При технической демократии нестабильность государства становится организационным принципом
, революция технологизируется и превращается в рутину. Такая техническая демократия есть, по существу, лишь узаконенная форма и рецепт систематического и легитимного (общественно приемлемого) осуществления государственных переворотов мирными, бескровными средствами. Точнее, то, что раньше было государственным переворотом, теперь становится регулярным перераспределением власти над свободными и господства над рабами в рамках правящего класса с неясными, размытыми, непубличными границами — ведь сословием он себя не признаёт.Техническая демократия не имеет ничего общего с распределением «долей власти», которыми обладал римский или греческий гражданин. При сущностной демократии Древнего Рима выбиралось огромное число должностных лиц — магистратов. Они обладали несравненно большим объемом полномочий (вспомним, например, о трибунах, обладавших правом вето), чем представительные
институты технического государства. Собственно, свободные с избирательным правом при технической демократии уже никакой собственной доли власти не имеют — их представляют, то есть считают недееспособными в отношении власти и прав. Рабов — рабочих — и других жителей, не прошедших ценз избирательного права (имущественный прежде всего, расовый, половой, возрастной), не представляет никто, поскольку институт семейной власти отца также сильно урезан или не распространяется на большинство этих лиц.При этом граждан/подданных становится гораздо больше.
Вместо выборных магистратов, непосредственно
осуществляющих власть, работает «государственный аппарат», обеспечивающий управление обществом.

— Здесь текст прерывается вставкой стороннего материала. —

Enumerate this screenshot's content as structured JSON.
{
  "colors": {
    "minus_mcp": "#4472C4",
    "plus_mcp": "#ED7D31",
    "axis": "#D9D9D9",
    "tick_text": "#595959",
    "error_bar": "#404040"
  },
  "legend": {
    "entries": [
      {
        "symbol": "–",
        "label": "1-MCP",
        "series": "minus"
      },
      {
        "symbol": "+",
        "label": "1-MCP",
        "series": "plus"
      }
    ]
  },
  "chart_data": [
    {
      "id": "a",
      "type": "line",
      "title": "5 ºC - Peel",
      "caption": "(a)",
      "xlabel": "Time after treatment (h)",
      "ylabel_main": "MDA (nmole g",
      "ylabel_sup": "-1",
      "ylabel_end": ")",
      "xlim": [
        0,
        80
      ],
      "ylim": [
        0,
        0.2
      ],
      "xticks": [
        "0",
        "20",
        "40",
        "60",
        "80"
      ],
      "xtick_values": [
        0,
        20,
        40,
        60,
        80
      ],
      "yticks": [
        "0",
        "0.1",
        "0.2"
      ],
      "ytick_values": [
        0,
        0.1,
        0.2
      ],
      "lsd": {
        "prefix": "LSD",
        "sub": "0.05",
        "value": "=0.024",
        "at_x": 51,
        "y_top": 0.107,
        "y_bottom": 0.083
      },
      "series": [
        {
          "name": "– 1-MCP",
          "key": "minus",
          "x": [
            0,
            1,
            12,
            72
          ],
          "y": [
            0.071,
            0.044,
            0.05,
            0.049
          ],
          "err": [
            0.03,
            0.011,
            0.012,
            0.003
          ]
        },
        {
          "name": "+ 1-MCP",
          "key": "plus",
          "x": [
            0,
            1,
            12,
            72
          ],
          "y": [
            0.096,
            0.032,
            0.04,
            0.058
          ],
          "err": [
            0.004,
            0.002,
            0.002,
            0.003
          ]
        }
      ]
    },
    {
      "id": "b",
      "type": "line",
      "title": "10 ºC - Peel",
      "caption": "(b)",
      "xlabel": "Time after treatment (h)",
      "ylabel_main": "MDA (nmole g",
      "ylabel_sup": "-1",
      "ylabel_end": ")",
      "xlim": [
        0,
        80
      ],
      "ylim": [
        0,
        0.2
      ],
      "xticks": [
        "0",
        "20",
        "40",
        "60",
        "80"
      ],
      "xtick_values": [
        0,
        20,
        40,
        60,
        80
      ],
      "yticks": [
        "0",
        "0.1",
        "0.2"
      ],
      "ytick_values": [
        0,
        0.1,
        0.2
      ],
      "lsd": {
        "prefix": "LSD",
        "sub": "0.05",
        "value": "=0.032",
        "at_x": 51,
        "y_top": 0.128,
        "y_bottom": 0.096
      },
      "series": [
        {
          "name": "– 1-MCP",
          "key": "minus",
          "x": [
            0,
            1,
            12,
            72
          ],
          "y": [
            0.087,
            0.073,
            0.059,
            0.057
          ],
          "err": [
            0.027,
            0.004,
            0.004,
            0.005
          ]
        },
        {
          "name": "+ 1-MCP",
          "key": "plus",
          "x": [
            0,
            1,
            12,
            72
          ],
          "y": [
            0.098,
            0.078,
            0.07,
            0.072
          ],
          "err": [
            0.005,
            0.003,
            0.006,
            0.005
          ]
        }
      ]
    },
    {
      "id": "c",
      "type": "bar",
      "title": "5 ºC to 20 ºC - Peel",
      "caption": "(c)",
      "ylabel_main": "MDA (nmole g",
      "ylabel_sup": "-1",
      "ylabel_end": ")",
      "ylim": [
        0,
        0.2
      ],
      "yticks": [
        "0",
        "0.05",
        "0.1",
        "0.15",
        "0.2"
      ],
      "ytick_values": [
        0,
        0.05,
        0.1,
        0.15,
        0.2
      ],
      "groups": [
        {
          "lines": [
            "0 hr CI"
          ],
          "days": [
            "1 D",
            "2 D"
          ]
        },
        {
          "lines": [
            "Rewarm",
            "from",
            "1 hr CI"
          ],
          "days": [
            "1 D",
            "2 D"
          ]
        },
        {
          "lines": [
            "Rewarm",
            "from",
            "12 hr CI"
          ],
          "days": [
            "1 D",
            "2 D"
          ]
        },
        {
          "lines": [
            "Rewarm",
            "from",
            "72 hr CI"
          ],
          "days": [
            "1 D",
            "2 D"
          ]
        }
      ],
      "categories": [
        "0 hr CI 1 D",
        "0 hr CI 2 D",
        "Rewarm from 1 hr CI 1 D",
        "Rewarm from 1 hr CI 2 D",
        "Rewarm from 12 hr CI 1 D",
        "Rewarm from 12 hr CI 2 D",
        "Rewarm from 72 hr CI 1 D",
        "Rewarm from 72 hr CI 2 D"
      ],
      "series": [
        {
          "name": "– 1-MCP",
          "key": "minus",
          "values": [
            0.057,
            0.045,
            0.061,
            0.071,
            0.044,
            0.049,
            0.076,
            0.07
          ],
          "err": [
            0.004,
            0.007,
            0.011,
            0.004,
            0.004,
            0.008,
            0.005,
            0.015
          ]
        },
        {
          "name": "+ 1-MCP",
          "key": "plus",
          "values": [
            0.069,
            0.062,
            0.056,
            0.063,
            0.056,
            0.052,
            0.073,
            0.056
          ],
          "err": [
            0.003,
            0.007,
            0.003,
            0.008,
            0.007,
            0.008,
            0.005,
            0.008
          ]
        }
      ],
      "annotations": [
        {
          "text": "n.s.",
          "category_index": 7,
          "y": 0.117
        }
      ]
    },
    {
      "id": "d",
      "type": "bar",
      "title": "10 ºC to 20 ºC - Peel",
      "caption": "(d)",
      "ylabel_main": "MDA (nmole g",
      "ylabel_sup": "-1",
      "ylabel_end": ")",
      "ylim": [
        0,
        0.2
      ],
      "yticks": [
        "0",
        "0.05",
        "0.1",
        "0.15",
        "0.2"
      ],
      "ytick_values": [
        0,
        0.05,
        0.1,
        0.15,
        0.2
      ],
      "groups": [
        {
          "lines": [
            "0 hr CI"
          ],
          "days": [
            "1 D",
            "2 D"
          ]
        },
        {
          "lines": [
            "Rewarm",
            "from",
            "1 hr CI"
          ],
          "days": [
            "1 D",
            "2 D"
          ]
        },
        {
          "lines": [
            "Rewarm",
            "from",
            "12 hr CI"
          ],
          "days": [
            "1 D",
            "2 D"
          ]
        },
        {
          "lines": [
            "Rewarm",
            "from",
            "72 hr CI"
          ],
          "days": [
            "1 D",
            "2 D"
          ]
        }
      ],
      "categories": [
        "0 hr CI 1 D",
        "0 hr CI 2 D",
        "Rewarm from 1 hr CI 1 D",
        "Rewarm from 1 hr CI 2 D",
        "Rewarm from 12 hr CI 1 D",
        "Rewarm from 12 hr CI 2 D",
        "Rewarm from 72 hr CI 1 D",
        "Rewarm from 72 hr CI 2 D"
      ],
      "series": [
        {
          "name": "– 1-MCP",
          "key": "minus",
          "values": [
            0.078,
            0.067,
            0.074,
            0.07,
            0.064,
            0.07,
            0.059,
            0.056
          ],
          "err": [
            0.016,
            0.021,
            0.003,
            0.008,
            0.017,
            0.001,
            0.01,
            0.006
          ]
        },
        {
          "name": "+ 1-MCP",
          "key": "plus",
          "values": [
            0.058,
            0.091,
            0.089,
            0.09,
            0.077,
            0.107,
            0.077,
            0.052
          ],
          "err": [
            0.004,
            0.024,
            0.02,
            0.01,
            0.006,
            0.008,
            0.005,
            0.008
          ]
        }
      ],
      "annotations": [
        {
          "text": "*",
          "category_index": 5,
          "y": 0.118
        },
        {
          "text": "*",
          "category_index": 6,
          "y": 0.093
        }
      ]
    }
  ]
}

Его работники — формально не рабы (как и рабочие), но и они не свободны в социальном отношении. Они обладают властными полномочиями, но сама власть им не принадлежит. Они выступают от лица государства и народа — теперь недееспособных, то есть представительствуют, не будучи при этом ни народом, ни государством, в отличие от магистратов сущностной демократии. Такой государственный аппарат необходимо контролировать извне, и это становится самостоятельной проблемой воспроизводства власти, источником нестабильности государства. Римские же граждане свою свободу и свою власть обеспечивали сами, вне какого-либо внешнего контроля. Но «социальный объём» сущностной демократии по сравнению с империей несопоставимо мал.Государство, подчинённое правящему классу в качестве орудия власти, теряет свою сущность и становится госаппаратом. Буржуазия, уклоняясь от сословной государственной ответственности, никогда не возьмётся контролировать этот аппарат. Напротив, она стремится его коррумпировать, приватизировать его властные возможности в интересах частного обогащения. Буржуазия находит себе символическое убежище в специально сконструированном символизме
— нации, от чьего имени и действует. Нация должна обуздать народ и государство, поглотить их, удивительным образом возвращая общество к племенному, варварскому состоянию, имитируя его. В таком обществе утопией для подчинённого класса становится национализм, возвращающий давно забытые фигуры вождей. Правда, личная доблесть этих вождей весьма сомнительна по сравнению с вождями действительных исторических племён.В империи — подлинном, универсальном, воспроизводящемся в истории государстве, не ограниченном нацией, — контроль со стороны центральной власти (императора, суверена) без опоры на сословия невозможен. Сословия входят в тело государства. И нуждаются в народной солидарности так же, как и суверен.
Христианское государство — от которого исторически произошли современные западные страны, что бы они ни заявляли в своих идеологических программах, — брало на себя обязательство обеспечивать идеальную свободу граждан/подданных в общении с Богом в обмен на действительную передачу власти от общества — группы граждан, распределяющих власть между собой, при сущностной демократии — государству. Разумеется, буржуазное техническое государство
, сведённое к инструменту господства и само подчинённое непубличной политической монополии капитала (это и есть капитализм как общественный строй), уже не может быть христианским и открыто антиклерикально.Техническая демократия, сочленённая с техническим государством, созданная в конце XVIII века в западных государствах (прежде всего в Нидерландах, Англии, Франции и США), соблазнившая российский правящий класс и образованных людей России в XIX веке, была явлением сугубо цензовым, что до известной степени роднит её с демократией сущностной, греко-римской.